Both sides of the Medicare Advantage fight are missing the point. For almost 20 years, Timothy Bulat led the analytics that helped a major insurer maximize its Medicare Advantage revenue, so he knows exactly where the savings come from and where taxpayers quietly foot the bill. He explains why the pro versus anti debate is a trap, what these plans genuinely do well, and the funding levers nobody wants to talk about.
⏱️ Chapters:
0:00 Introduction
0:27 The insider who optimized both sides
1:30 Why the debate always collapses into for or against
3:13 The three camps nobody can reconcile
4:18 The Wall Street Journal got this wrong
6:29 How the money actually moves
8:42 The funding levers costing taxpayers extra
9:32 Why more than half of seniors picked it anyway
12:48 What a fairer model would actually look like
14:43 Three paths for where this goes next
16:36 Take home messages
About this episode:
Timothy Bulat spent almost two decades at Cigna, where his team led the analytics behind both cost containment and the risk adjustment and selection work that maximizes revenue for Medicare Advantage plans, giving him a rare view from inside the machine before he moved into the policy space three years ago. He argues that the public conversation has hardened into a useless pro versus anti standoff that ignores how genuinely complicated the funding actually is.
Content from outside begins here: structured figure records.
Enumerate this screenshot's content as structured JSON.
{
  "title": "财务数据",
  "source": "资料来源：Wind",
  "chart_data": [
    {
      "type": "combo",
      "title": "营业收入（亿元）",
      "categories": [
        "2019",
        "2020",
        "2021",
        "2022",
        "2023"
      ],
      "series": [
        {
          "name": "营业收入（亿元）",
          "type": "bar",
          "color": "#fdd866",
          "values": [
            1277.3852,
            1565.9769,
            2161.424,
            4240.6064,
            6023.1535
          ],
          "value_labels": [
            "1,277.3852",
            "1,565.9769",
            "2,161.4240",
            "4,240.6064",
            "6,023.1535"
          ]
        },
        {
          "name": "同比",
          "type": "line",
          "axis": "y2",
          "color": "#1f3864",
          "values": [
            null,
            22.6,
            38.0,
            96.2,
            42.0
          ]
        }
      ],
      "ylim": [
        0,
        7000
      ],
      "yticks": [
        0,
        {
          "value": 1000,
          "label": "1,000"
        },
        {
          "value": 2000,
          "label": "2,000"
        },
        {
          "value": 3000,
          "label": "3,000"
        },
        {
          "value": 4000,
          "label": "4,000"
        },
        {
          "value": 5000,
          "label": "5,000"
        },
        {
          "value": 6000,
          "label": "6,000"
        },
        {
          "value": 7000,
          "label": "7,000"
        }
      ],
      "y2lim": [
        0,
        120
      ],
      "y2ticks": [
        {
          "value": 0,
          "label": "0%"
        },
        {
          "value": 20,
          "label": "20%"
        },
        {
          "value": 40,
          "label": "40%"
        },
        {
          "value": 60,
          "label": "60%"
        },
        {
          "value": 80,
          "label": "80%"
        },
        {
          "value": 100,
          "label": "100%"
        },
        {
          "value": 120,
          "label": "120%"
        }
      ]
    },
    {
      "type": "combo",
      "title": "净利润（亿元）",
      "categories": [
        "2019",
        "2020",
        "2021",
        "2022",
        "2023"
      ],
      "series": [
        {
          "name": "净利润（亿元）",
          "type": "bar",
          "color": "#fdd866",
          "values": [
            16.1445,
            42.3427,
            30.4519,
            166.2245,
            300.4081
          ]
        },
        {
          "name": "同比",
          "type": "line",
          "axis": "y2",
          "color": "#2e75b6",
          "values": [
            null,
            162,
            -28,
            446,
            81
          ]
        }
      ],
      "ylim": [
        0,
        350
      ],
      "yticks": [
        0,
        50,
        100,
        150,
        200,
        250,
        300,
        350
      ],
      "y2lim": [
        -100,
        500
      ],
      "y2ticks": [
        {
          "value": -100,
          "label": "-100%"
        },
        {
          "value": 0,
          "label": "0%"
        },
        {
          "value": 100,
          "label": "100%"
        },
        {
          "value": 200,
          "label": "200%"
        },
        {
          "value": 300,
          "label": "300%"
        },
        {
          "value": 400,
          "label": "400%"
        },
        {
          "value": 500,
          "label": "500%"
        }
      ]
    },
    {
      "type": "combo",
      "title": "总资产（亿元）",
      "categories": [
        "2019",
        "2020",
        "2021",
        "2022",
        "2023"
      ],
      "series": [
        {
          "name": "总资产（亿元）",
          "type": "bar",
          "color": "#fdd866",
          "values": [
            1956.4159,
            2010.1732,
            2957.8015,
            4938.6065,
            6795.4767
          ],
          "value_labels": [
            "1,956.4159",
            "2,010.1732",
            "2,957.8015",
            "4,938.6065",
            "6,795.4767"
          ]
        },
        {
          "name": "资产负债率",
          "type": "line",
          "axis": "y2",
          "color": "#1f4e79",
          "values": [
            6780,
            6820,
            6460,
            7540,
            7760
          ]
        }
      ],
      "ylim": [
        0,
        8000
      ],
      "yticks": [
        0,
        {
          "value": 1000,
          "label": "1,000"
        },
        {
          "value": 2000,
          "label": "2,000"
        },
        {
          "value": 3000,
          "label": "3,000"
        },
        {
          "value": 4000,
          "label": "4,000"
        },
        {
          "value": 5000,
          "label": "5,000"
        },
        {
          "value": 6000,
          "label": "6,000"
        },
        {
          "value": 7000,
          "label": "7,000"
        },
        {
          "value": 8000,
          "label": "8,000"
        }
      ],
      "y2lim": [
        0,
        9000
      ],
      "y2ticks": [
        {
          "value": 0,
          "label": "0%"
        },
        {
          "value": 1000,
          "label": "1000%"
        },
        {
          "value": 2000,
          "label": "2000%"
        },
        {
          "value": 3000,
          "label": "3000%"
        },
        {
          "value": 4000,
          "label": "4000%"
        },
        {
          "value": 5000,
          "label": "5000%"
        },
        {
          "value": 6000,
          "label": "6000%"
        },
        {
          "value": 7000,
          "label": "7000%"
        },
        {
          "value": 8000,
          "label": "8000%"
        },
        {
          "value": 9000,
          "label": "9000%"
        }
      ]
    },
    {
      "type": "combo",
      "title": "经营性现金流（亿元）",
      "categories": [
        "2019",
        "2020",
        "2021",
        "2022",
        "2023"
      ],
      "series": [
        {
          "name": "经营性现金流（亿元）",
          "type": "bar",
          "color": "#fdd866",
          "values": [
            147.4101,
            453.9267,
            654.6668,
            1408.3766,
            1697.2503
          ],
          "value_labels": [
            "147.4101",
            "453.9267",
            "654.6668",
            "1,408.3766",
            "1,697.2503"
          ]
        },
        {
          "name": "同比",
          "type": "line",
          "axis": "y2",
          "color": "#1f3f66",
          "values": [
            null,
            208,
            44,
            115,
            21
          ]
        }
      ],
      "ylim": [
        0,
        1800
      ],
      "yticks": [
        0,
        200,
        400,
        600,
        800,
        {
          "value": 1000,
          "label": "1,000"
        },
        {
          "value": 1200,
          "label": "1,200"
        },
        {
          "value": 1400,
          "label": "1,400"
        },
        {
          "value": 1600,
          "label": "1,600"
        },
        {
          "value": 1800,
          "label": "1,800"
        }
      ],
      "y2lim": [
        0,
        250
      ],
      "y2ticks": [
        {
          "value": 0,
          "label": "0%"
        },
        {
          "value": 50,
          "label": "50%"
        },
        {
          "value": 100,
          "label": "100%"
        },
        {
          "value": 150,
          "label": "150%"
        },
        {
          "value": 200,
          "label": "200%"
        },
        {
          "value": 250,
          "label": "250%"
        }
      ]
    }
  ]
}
Plans really do manage costs well and deliver strong supplemental benefits like dental, vision, and grocery cards, with benefit spending hitting an all time high in 2026, but he is direct that coding intensity, home health assessments, and favorable selection are costing taxpayers extra dollars at the same time. He walks through how plans bid against a traditional Medicare benchmark and how the gap funds those extra benefits, then explains why headlines screaming that Medicare Advantage funding was cut usually describe a slightly smaller increase, not a cut. He defends the program as sustainable, noting it grew to over half of all beneficiaries even while costing the government more per person, while insisting policymakers have a duty to ask whether the value is shared fairly. He closes by laying out small fixes to benchmarking and risk adjustment, then three plausible paths forward, from status quo to scrapping the fee for service benchmark entirely. The throughline is a plea to put the noise in context and stop letting the loudest camp win the argument.